PATENT CLAIMS: i. Oxygen breathing apparatus with lung-controlled Oxygen supply according to claim 3 of patent 6o5 97o, characterized in that that this is in the breathing line (32) switched on shut-off element a control membrane (30) which is arranged in a chamber (31) in such a way that with its middle part (3o,) it is the opening of a chamber (3 i) which projects into it and the chamber closes with the tube piece (g3) connecting the breathing bag (4.) and the rest of the ring-shaped part of the control membrane (3o) due to the flow energy is exposed to the dynamic pressure caused by the circulated air volume (Fig. i to 3). 2. Oxygen breathing apparatus according to claim i, characterized in that the with the control device (17) of the oxygen supply valve coupled to the control membrane (3o) (15) in the membrane chamber (31) on the one facing away from the mouth of the pipe section (33) Side of the control membrane (3o) is arranged so that it is circulated by the in the device Air is not touched (Fig.
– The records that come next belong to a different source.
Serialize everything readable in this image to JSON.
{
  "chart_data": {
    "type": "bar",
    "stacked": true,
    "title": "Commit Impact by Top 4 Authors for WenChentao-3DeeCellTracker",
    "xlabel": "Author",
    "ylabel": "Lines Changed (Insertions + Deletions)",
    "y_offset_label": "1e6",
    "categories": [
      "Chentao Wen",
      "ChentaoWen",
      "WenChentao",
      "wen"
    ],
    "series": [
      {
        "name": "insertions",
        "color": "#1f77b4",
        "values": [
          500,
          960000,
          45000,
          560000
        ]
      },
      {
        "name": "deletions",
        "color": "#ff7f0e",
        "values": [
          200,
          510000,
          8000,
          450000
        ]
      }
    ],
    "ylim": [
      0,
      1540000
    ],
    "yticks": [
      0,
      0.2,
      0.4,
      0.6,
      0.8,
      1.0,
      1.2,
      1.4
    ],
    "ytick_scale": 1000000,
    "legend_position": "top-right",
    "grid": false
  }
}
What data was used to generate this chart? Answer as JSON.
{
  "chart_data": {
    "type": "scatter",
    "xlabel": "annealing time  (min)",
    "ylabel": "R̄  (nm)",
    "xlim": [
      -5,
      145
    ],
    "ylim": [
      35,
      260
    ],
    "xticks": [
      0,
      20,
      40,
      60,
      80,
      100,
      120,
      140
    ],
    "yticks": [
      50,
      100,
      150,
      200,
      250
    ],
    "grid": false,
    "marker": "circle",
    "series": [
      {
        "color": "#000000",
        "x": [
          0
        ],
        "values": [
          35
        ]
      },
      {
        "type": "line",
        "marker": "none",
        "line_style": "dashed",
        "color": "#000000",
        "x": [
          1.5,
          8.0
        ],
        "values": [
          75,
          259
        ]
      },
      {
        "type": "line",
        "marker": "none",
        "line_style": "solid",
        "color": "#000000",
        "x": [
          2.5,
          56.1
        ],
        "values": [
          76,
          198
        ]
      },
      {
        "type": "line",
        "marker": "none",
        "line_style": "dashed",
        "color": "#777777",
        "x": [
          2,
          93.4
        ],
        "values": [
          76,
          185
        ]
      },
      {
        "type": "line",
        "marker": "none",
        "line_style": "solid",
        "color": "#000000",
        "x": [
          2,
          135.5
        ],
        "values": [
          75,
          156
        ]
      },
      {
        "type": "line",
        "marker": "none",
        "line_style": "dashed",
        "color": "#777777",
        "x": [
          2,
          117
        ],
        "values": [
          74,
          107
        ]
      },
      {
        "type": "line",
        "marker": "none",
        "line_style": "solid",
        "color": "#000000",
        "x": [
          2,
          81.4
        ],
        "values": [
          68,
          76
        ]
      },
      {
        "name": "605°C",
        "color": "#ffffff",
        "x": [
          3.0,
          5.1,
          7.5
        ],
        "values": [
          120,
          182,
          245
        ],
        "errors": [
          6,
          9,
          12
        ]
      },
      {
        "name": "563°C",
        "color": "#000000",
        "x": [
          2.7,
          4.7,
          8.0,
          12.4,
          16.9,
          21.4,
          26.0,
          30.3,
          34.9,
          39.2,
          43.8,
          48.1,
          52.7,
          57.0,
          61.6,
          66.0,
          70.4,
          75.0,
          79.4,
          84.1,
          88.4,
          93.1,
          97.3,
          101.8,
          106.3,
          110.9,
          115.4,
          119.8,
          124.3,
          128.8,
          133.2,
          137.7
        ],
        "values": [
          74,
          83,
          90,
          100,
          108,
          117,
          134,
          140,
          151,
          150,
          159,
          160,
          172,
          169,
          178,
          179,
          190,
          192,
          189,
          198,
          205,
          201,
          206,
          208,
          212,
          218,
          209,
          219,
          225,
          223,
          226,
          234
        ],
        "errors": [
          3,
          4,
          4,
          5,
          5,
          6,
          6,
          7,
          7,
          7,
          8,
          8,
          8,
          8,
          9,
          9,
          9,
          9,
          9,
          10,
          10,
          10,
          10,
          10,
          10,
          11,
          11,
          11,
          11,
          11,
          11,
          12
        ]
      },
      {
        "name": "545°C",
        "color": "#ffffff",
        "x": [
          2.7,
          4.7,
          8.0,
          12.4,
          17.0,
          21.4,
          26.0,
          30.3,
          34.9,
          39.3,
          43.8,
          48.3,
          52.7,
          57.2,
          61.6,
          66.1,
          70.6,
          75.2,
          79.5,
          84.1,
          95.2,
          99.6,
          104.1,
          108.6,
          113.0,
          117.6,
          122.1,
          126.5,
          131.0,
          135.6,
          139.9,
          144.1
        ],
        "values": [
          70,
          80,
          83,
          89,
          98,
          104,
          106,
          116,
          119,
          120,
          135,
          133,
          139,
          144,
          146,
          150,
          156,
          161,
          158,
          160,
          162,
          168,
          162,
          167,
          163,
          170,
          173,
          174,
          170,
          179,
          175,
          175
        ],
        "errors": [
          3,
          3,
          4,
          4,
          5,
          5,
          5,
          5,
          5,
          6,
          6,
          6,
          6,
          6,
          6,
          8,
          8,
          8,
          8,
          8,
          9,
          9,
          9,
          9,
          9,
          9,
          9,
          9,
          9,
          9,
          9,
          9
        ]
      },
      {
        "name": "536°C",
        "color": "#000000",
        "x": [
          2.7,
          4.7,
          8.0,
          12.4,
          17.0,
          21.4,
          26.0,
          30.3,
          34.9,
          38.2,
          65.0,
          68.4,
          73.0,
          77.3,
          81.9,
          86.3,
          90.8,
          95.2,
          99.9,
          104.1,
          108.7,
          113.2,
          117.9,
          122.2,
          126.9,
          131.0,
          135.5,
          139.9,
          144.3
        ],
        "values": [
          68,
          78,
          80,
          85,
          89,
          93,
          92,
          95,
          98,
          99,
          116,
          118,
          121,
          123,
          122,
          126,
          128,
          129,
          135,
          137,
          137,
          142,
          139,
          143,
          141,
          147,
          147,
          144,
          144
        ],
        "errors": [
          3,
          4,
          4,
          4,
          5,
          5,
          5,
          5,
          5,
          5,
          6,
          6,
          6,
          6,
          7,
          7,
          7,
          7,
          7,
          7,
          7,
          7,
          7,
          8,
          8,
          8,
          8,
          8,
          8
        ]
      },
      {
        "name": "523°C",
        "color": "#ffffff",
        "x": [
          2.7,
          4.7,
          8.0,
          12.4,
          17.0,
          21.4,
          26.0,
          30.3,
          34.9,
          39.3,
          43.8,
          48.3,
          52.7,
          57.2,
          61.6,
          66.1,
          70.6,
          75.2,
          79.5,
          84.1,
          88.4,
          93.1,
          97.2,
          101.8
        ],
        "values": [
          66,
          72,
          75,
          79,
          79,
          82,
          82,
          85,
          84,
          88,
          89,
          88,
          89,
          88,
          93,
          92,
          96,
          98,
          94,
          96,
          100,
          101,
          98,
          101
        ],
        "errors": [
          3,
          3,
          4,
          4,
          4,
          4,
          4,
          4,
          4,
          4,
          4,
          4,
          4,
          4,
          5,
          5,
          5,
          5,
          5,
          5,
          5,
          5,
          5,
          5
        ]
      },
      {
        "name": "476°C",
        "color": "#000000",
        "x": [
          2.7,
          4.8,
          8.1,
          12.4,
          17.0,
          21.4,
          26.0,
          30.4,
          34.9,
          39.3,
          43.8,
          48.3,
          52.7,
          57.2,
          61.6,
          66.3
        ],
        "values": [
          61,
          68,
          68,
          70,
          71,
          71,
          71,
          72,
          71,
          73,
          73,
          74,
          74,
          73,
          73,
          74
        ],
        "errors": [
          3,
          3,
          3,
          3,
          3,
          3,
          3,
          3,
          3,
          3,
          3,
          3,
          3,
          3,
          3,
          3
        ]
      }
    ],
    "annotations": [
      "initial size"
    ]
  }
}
I and 3). 3. Oxygen breathing apparatus with lung-controlled Oxygen supply according to claim 2 of patent 6o5 97o, characterized in that that to the breathing line (32) in the immediate vicinity of the breathing line (32) the confluence of the same throttle point (33U) switched on in the breathing bag (.l) a chamber (3i1,) which is one with the device (17) for supplying the oxygen coupled control membrane (30) .contains, is connected in such a way that the control membrane (30) the back pressure caused in the breathing line (32) by the throttle point (33b) exposed (Fig. 4 and 5). . 4 .. Oxygen breathing apparatus according to claim 3, characterized by two oxygen supply valves (15Q, I 5b) which are actuated by the control device (17) interlocked with the control membrane (30) so that the one valve (15Q) when the membrane is bent ( 3o) to one side, the other valve (15b) is opened when the membrane (30) is bent to the other side (Fig. 5). 5. Oxygen breathing apparatus according to one of claims i to 3, characterized characterized in that in addition to the oxygen supply valve actuated by the control membrane (30) (15) a second oxygen supply valve (37) is arranged, which is through a static pressure responsive e.g. B. through the wall of the breathing bag (: f) actuated device is controlled (Fig.3).